On Tue, 12 Oct 2021 at 11:48, Chris Angelico firstname.lastname@example.org wrote:
On Tue, Oct 12, 2021 at 8:43 PM Oscar Benjamin email@example.com wrote:
A leaky StopIteration can wreak all sorts of havoc. There was a PEP that
attempted to solve this by turning StopIteration into RuntimeError if it gets caught in a generator but that PEP (which was rushed through very quickly IIRC) missed the fact that generators are not the only iterators. It remains a problem that leaking a StopIteration into map, filter etc will terminate iteration of an outer loop.
Generators are special because they never mention StopIteration. They are written like functions, but behave like iterators. That is why StopIteration leaking is such a problem.
Generators are a common case and are important so the PEP definitely helps. It is incomplete though because the problem remains for other cases. StopIteration is rarely mentioned anywhere e.g. there is nothing about it in the docstring for map: https://docs.python.org/3/library/functions.html#map
In every other situation, StopIteration is part of the API of what
you're working with. It is a bug to call next() without checking for StopIteration (or knowingly and intentionally permitting it to bubble).
Exactly: simple usage of next is often a bug. We need to be careful about this every time someone suggests that it's straight-forward to do next(iter(obj)).
The culprit for the problem of leaking StopIteration is next itself
which in the 1-arg form is only really suitable for use when implementing an iterator and not for the much more common case of simply wanting to extract something from an iterable. Numerous threads here and on stackoverflow and elsewhere suggesting that you can simply use next(iter(obj)) are encouraging bug magnet code. Worse, the bug when it arises will easily manifest in something like silent data loss and can be hard to debug.
That's no worse than getattr() and AttributeError. If you call getattr and you aren't checking for AttributeError, then you could be running into the exact same sorts of problems, because AttributeError is part of the function's API.
The difference is that you usually don't try to catch AttributeError in a higher up frame. A function that leaks StopIteration is not iterator-safe and can not be used with functional iterator tools like map. The exact reason for the danger of bare next is not obvious even to experienced Python programmers. Before the discussions around the PEP I had pointed it out several times and saw experienced commenters on lists like this being confused about what exactly the problem was.
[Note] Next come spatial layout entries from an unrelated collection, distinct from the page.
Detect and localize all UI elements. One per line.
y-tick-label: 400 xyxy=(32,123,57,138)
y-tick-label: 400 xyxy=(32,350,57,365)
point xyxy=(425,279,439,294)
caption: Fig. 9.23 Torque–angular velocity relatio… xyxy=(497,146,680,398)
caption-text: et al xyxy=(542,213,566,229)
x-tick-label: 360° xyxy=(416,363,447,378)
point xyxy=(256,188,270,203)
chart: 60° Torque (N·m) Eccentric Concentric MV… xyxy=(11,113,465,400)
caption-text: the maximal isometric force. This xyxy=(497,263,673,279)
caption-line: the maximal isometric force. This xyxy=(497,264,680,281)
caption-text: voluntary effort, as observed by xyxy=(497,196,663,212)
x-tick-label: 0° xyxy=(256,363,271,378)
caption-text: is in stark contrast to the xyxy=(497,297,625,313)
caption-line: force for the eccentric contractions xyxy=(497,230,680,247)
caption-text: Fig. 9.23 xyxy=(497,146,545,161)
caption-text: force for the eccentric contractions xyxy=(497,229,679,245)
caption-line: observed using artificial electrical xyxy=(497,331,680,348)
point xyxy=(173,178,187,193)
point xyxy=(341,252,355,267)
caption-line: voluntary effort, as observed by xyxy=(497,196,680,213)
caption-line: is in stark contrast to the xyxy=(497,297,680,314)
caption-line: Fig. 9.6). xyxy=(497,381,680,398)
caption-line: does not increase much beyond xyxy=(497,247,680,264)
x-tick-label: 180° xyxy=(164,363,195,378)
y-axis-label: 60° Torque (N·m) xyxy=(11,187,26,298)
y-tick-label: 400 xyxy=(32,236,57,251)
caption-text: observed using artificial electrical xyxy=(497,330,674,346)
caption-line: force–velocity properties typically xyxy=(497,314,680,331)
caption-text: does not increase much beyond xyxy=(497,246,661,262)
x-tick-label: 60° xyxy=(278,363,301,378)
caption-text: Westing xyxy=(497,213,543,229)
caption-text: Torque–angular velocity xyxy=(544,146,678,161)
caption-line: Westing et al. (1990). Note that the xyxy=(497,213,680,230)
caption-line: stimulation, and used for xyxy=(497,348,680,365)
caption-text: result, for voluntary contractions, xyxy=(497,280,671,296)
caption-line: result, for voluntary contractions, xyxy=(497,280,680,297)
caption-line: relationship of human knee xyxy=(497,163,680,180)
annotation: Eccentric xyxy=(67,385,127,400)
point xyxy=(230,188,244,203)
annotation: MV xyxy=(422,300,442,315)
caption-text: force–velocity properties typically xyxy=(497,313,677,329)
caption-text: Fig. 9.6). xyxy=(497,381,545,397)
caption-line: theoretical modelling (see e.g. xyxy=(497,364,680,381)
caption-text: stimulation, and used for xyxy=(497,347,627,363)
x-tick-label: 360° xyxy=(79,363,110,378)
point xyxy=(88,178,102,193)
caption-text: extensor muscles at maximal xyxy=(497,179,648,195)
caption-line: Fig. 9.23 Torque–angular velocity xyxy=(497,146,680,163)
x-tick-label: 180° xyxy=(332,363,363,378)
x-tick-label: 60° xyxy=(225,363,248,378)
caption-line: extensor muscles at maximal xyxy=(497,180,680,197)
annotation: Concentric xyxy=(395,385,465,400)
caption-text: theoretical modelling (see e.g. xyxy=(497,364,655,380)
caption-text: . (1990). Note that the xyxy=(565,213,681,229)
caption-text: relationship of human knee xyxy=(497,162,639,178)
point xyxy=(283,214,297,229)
Maybe I'm not good at explaining myself but if the problem was obvious then it shouldn't have needed careful explanation.
The real advantage of providing first (or "take" or any of the other
names that have been proposed in the past) is that it should raise a different exception like ValueError so that it would be safe to use by default.
ValueError is no safer. The first() function would have, as its API, "returns the first element or raises ValueError if there is none". So now the caller of first() has to use try/except to handle the case where there is no value. Failing to do so is *just as buggy* as leaking a StopIteration.
A leaky StopIteration is a majorly confusing bug inside a __next__ function, because StopIteration is part of that function's API.
On the contrary: a __next__ function is the only place where it could possibly be valid to raise StopIteration. The fact that next raises StopIteration which passes through to the caller can be useful in this situation and this situation alone: https://github.com/python/cpython/blob/b37dc9b3bc9575adc039c6093c643b7ae5e91...
In any other situation it would be better to call first() and have something like ValueError instead.